Suncor Energy has laid out an ambitious production and capital plan for 2026, forecasting a meaningful jump in oil and gas output as efficiencies improve across its oilsands and downstream assets. The Calgary-based producer said Thursday it expects upstream production to rise to 840,000–870,000 barrels per day, up from its 2025 range of 810,000–840,000 bpd, positioning the company for its strongest output in years.
The increase will be supported by major turnaround activity at Firebag and scheduled maintenance at Base Plant, Syncrude, and Fort Hills, as well as continued optimization across Suncor’s refining network. Downstream utilization is expected to average 99% to 102%, reflecting materially improved reliability—one of the core goals set by CEO Rich Kruger since taking over in 2023.
Capex is set to decline slightly next year, falling to C$5.6–C$5.8 billion, from C$6.1–C$6.3 billion in 2025. Spending will continue to focus on high-return oilsands projects, including in-situ well pads, Mildred Lake East, Fort Hills North Pit development, and the West White Rose project offshore Newfoundland, as well as the ongoing Petro-Canada retail network optimization.
Suncor also continues its aggressive shareholder-return strategy. The company raised its monthly share buybacks by 10% in December to C$275 million, projecting C$3.3 billion in repurchases next year—part of a multiyear plan to return all free cash flow to investors after dividends. Since 2022, Suncor has paid C$10.2 billion in dividends and repurchased C$12.5 billion in stock, equal to roughly 30% of its market capitalization.

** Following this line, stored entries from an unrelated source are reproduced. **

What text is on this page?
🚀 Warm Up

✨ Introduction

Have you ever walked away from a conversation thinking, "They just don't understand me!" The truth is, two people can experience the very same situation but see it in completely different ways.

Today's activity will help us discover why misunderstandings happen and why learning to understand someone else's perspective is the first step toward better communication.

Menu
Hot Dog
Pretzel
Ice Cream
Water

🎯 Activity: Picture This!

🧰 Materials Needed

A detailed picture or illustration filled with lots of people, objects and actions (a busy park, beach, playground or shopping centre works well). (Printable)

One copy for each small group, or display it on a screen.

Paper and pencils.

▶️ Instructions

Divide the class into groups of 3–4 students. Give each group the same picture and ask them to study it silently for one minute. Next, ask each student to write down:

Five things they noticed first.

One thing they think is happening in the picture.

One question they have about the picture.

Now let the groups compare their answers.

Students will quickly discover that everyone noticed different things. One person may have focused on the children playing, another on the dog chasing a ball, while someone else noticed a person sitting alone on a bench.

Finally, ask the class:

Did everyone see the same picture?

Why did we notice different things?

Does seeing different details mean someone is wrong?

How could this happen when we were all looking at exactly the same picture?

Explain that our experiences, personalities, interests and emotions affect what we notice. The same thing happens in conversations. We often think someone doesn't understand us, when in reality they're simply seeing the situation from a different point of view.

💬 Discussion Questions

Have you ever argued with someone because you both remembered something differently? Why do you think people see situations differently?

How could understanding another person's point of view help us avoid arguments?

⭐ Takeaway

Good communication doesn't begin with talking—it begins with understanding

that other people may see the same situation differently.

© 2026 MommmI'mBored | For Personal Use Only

Kruger’s operational overhaul has rapidly boosted efficiency, lowered breakeven prices, and driven steady cash-flow growth despite softer oil markets. Suncor has already achieved roughly 70% of its three-year goals: lifting normalized free funds flow by C$3.3 billion and reducing corporate breakeven by $10/bbl.
The company remains well-positioned among North America’s lowest-cost producers, with large, long-life oilsands assets and minimal decline rates. Analysts say rising efficiency and strong returns make Suncor undervalued relative to Canadian peers such as Canadian Natural Resources and Imperial Oil. Some even see up to 30% upside from current pricing, supported by a healthier balance sheet and robust shareholder distributions.